The investigation also revealed that Gen. Hurşit Tolon, Turkish Republic of Northern Cyprus (KKTC) President Rauf Denktaş, retired Maj. Gen. Cumhur Evcil, retired Lt. Gen. Suat İlhan and Vural Savaş sent flowers to the meeting.
A VKGB publication counts Professor Erol Manisalı, retired Maj. Gen. Erol Evcil, retired Col. Hüseyin Mümtaz, Honorary Chief Prosecutor of the High Court of Appeals Vural Savaş and Erol Bilbilik from the neo-nationalist Workers’ Party (İP) among its regular contributors.
Meanwhile recently emerged photographs show VKGB Chairman Taner Ünal, Deputy Chairman Vehbi Şanlı (who swindled a martyr’s widow out of YTL 60,000) and former Hakkari Ranger Brigade Commander retired Brig. Gen. Alattin Parmaksız together.
Retired Gen. Kundakçı is the honorary president of the VKGB.

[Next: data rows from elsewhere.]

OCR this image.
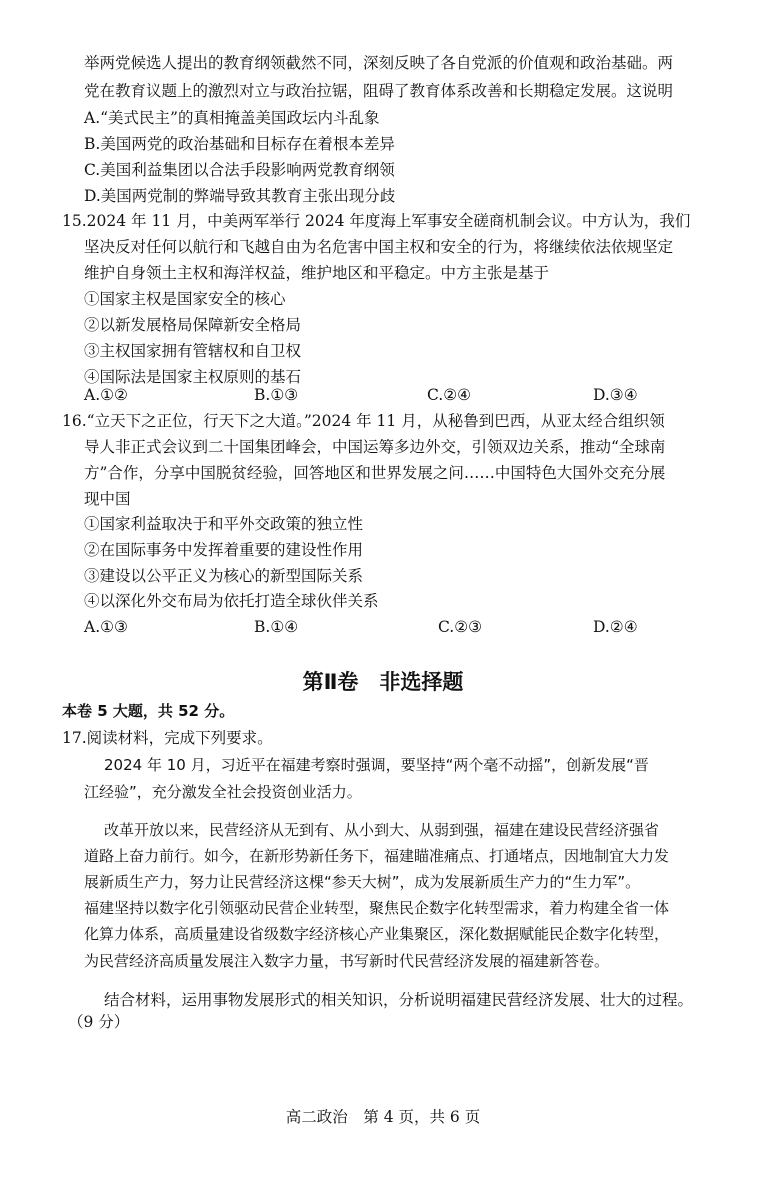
举两党候选人提出的教育纲领截然不同，深刻反映了各自党派的价值观和政治基础。两
党在教育议题上的激烈对立与政治拉锯，阻碍了教育体系改善和长期稳定发展。这说明
A.“美式民主”的真相掩盖美国政坛内斗乱象
B.美国两党的政治基础和目标存在着根本差异
C.美国利益集团以合法手段影响两党教育纲领
D.美国两党制的弊端导致其教育主张出现分歧
15.2024 年 11 月，中美两军举行 2024 年度海上军事安全磋商机制会议。中方认为，我们
坚决反对任何以航行和飞越自由为名危害中国主权和安全的行为，将继续依法依规坚定
维护自身领土主权和海洋权益，维护地区和平稳定。中方主张是基于
①国家主权是国家安全的核心
②以新发展格局保障新安全格局
③主权国家拥有管辖权和自卫权
④国际法是国家主权原则的基石
A.①②	B.①③	C.②④	D.③④
16.“立天下之正位，行天下之大道。”2024 年 11 月，从秘鲁到巴西，从亚太经合组织领
导人非正式会议到二十国集团峰会，中国运筹多边外交，引领双边关系，推动“全球南
方”合作，分享中国脱贫经验，回答地区和世界发展之问……中国特色大国外交充分展
现中国
①国家利益取决于和平外交政策的独立性
②在国际事务中发挥着重要的建设性作用
③建设以公平正义为核心的新型国际关系
④以深化外交布局为依托打造全球伙伴关系
A.①③	B.①④	C.②③	D.②④
第Ⅱ卷　非选择题
本卷 5 大题，共 52 分。
17.阅读材料，完成下列要求。
2024 年 10 月，习近平在福建考察时强调，要坚持“两个毫不动摇”，创新发展“晋
江经验”，充分激发全社会投资创业活力。
改革开放以来，民营经济从无到有、从小到大、从弱到强，福建在建设民营经济强省
道路上奋力前行。如今，在新形势新任务下，福建瞄准痛点、打通堵点，因地制宜大力发
展新质生产力，努力让民营经济这棵“参天大树”，成为发展新质生产力的“生力军”。
福建坚持以数字化引领驱动民营企业转型，聚焦民企数字化转型需求，着力构建全省一体
化算力体系，高质量建设省级数字经济核心产业集聚区，深化数据赋能民企数字化转型，
为民营经济高质量发展注入数字力量，书写新时代民营经济发展的福建新答卷。
结合材料，运用事物发展形式的相关知识，分析说明福建民营经济发展、壮大的过程。
（9 分）
高二政治　第 4 页，共 6 页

MİT to investigate the case
A military prosecutor is also currently investigating the case because of the links revealed between the gang and retired officers. Phone conversations recorded during the course of the investigation which led to the members arrests also exposed contact made with certain members of the National Intelligence Organization (MİT), a Today’s Zaman correspondent in Ankara reports.
VKGB fact sheet
* Nineteen members of the Association for the Union of Patriotic Forces (VKGB) were taken into custody after an extensive operation by the Anti-Organized Crime and Smuggling Department of the Ankara Police last week.
* The results of the investigation are likely to have heavy political consequences as the group, in addition to suggestions of involvement in organized crime, seems to have planned and staged a number of illegal acts during political demonstrations. Phone records of conversations, recorded during a 14-month police operation that led to Monday’s arrests, reveal links between the suspects and former and currently active members of the military.
* The gang’s ultimate purpose is to disturb peace and stability in the country and overthrow the government, the investigation has revealed so far. Most of the evidence is based on information gathered from phone conversations during police monitoring since the start of the “Whirl” operation over a year ago.
* The criminal network obtains its orders from an individual codenamed “Number One,” however police were not able to determine the identity of the mysterious master. Number One is known to be a retired army general. Speculation suggests this person could be retired Maj. Gen. Veli Küçük or retired Gen. Hasan Kundakçı.
* Phone records also prove that, for the suspects, “funerals of martyred soldiers are events that need to be participated in with enthusiasm.”